In statistics, when we speak of something as being an outlier, it is often interpreted as a negative. Let’s see how we can determine whether a value is an outlier and understand how it should be interpreted. 

Overview: What is an outlier? 

In simple terms, a data value is considered an outlier if it is significantly higher or lower than the other values in your data set. But, what defines whether that difference is significant or not? 

A number of graphical tools can be used to visualize whether something appears to be significantly different. Below is an example of a probability plot, scatter plot, histogram, and fitted line plot. It becomes visually obvious that one or more points are far away from the other points. 

Probability Plot

Scatter Plot


Fitted Line Plot

There are other tools which use statistics to define an outlier. Two examples of those are the control chart and the boxplot. Both use statistical calculations to determine if the distance from the rest of the data is considered statistically significant. Below are graphs of a control chart and boxplot. Note the one point in the control chart that is above the upper control limit has been flagged as an outlier by the software and is colored red. Also note that on the right most boxplot there are two stars which have been calculated and defined as outliers.

Control chart


But, are all outliers bad? No. What if you were doing a boxplot of production and noticed a high value was classified as an outlier? That would be a good thing and you would strive to understand what happened that day to cause unusually high production. Then, rather than eliminating that cause you would seek to incorporate it in the hopes of having more high production days.

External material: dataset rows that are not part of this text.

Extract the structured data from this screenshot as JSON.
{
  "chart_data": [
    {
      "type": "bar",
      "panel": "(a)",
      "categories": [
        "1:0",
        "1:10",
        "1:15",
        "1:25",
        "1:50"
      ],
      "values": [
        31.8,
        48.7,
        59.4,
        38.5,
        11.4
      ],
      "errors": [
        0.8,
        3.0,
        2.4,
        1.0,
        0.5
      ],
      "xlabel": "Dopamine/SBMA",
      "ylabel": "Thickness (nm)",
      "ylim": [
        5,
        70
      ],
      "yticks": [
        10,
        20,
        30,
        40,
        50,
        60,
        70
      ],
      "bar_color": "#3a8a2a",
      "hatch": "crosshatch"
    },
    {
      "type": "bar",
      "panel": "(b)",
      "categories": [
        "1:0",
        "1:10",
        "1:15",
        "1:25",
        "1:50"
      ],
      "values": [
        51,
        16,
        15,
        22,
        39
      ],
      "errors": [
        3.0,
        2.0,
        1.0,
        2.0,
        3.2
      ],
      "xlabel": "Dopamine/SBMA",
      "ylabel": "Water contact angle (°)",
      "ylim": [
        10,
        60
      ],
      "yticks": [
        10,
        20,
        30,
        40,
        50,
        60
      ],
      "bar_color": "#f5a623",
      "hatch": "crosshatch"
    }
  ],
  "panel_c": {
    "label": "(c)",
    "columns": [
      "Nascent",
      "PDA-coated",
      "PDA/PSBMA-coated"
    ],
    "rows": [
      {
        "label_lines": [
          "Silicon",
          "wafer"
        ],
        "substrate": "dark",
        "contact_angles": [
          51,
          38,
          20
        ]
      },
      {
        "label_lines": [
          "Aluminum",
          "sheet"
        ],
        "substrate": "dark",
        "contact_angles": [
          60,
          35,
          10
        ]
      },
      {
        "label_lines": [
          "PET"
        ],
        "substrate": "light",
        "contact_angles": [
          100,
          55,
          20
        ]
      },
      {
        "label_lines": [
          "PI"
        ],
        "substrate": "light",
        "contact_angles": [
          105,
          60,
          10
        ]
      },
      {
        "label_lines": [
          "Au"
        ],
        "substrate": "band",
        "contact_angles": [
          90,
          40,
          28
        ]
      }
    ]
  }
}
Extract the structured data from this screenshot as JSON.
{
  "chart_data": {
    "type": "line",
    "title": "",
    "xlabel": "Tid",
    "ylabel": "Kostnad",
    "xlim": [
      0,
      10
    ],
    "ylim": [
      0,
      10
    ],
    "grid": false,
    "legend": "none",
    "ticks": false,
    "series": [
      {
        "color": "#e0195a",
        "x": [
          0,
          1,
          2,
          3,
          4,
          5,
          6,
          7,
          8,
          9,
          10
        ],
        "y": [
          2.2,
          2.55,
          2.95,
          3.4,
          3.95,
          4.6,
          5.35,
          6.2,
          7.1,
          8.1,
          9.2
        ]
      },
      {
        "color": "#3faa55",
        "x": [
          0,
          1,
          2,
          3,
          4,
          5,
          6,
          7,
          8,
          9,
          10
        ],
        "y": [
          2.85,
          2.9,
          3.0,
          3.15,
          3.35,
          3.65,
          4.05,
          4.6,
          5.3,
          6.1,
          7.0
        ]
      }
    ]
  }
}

An industry example of an outlier 

The sales manager of a small retail chain had been taught that a boxplot was a useful tool for comparing performance of multiple groups. Instead of poring over numerous Excel worksheets of sales for her different product lines, she decided to create a boxplot of sales for her four major product lines. Below is the boxplot she created.

It became immediately obvious that product line two had the most variation in sales while product line three had the least. She also noticed the high outlier for product line four. She assumed something happened which resulted in an unexpectedly high rate of sales. She pulled her sales team together to research what happened and whether she could replicate it for product line four as well as the other product lines.

Frequently Asked Questions (FAQ) about an outlier

What are some causes for outliers? 

Outliers may be caused by some unusual occurrence in your process that resulted in a data value different from the others. They may also be caused by data collection errors such as transposing a data value or misreading a gauge.

How is an outlier determined on a boxplot? 

First, you must calculate the interquartile range (IQR) which is the difference between the first and third quartile values on the boxplot. Then you will multiply the IQR by 1.5 and add that value to the third quartile value and subtract it from the first quartile value. Any data values higher or lower than those calculated values will be flagged as an outlier. 

Should you consider an outlier to be bad? 

It depends. If that outlier was higher than some expected performance metric you might want to investigate the reason so you can possibly replicate the conditions which resulted in the better performance.